Bevor Isabel Ettenauer zu „Pandora’s Secret“ übergehen konnte, musste sie noch die als Geschenk getarnte Büchse der Pandora öffnen. Sie fand darin eine lochkartengesteuerte Spieluhr, deren weiche Klänge sie mit Live-Electronics verstärkte, verfremdete, variierte.

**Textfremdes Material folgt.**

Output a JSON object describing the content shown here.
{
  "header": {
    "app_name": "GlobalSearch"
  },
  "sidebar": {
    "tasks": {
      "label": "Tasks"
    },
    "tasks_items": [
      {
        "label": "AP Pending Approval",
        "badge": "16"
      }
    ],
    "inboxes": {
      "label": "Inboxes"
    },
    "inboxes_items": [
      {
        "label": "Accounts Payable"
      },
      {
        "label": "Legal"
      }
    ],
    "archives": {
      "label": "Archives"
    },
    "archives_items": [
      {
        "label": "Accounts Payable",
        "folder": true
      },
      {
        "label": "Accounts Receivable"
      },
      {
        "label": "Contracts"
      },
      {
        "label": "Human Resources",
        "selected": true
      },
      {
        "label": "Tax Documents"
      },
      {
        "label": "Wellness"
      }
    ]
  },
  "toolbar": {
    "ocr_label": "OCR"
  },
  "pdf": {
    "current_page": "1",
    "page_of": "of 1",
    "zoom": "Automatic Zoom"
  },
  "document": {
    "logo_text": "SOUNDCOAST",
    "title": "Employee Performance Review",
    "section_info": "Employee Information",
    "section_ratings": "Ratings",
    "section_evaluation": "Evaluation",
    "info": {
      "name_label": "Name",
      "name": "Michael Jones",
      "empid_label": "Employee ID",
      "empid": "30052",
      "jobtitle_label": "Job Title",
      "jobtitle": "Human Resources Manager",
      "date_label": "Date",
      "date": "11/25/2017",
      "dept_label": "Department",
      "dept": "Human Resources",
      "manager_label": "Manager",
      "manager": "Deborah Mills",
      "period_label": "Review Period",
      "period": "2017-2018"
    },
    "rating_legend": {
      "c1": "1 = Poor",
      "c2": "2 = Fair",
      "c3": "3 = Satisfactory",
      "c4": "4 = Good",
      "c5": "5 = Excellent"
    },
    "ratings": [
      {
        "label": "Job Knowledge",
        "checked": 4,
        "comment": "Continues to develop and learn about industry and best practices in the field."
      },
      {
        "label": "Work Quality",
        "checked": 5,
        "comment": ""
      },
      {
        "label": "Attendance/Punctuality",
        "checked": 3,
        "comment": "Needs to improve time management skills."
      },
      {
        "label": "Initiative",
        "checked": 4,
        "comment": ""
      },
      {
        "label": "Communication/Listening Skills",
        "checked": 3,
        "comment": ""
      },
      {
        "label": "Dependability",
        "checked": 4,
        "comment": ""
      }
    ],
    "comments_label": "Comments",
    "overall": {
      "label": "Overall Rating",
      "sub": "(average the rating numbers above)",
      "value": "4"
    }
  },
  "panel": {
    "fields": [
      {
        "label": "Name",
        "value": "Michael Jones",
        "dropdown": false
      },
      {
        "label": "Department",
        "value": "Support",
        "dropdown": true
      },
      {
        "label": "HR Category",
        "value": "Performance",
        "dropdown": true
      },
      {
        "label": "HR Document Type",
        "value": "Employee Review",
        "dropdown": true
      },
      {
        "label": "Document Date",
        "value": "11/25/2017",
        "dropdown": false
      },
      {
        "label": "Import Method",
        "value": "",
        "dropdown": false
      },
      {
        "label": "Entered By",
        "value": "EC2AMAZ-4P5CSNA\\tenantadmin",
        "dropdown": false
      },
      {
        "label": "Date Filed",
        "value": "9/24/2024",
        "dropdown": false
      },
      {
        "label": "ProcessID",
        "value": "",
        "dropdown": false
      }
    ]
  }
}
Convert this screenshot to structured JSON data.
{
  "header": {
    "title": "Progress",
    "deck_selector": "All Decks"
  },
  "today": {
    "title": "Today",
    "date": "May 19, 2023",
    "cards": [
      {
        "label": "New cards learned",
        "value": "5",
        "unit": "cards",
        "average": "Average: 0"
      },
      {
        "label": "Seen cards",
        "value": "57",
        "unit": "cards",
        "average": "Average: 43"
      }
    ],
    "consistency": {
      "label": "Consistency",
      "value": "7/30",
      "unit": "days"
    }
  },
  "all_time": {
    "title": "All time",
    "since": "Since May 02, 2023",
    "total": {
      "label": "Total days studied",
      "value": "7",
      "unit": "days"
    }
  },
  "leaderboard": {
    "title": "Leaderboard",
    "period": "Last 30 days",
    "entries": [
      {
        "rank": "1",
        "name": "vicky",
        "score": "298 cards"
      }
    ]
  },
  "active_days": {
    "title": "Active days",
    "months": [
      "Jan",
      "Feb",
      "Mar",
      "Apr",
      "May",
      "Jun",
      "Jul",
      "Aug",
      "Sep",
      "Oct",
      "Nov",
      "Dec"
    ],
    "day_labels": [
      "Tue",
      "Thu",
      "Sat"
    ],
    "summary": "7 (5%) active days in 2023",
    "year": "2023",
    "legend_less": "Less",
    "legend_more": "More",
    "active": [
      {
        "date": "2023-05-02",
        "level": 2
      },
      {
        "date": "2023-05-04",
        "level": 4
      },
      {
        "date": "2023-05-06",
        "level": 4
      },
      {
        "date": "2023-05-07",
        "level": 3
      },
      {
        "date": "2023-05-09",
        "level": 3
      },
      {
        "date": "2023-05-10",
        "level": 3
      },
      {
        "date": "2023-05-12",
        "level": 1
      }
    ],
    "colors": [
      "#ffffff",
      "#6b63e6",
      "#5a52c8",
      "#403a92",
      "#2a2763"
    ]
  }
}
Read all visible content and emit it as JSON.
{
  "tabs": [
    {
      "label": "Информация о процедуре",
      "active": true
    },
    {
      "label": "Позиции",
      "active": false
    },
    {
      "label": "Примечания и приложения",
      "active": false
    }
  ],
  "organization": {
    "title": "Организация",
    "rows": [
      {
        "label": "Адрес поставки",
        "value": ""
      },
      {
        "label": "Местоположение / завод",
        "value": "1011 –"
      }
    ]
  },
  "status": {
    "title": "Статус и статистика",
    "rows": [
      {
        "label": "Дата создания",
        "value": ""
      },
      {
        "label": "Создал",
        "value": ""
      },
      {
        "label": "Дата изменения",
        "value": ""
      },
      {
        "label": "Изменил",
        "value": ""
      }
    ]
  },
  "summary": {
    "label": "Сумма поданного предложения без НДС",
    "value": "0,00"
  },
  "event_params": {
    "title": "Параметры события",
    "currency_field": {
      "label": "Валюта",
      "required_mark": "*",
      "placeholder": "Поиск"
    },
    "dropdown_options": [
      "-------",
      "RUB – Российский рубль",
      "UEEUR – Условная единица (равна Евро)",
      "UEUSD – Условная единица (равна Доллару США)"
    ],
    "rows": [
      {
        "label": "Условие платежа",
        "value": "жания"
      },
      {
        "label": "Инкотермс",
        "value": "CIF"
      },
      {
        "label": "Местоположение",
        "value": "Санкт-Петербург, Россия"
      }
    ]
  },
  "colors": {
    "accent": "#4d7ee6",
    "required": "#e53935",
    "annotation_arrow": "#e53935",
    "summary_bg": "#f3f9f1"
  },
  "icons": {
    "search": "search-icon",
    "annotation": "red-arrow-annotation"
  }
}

„Sequitur V“ ist ein Stück für Toy Piano und Live-Electronics, beide von Isabel Ettenauer alleine gespielt und bedient. In der Komposition „whatever shall be“ meinte man Meereswellen, eine Dampflokomitive, ein Glockenspiel zu hören, der Song Que Sera, Sera (whatever will be, will be) aus dem Hitchcock-Film „Der Mann, der zuviel wusste“ wurde schemenhaft angedeutet. Isabel Ettenauer spielte dieses Stück nicht über die Tasten des Toy Pianos, sondern direkt an den Metallstäben im Inneren des In struments.

Zur Freude des Publikums hatte die Kulturbrücke das Privileg einer Uraufführung: Die Komposition „Trois Cent Drones“ von Karlheinz Essl für Toy Piano und Live Electronics wurde hier erstmals gespielt. Es besteht aus 300 Tönen, die wie die namensgebenden Drohnen mitunter bedrohlich über den Zuhörern kreisen, dann wieder gezähmt an deren Ohren vorbeischwirren, sich niederlassen. Ein äquivalenter Abschluss des anspruchsvollen Tagesprogramms!

Die Veranstaltung trug dazu bei, Vorurteile über Neue Musik zu entkräften.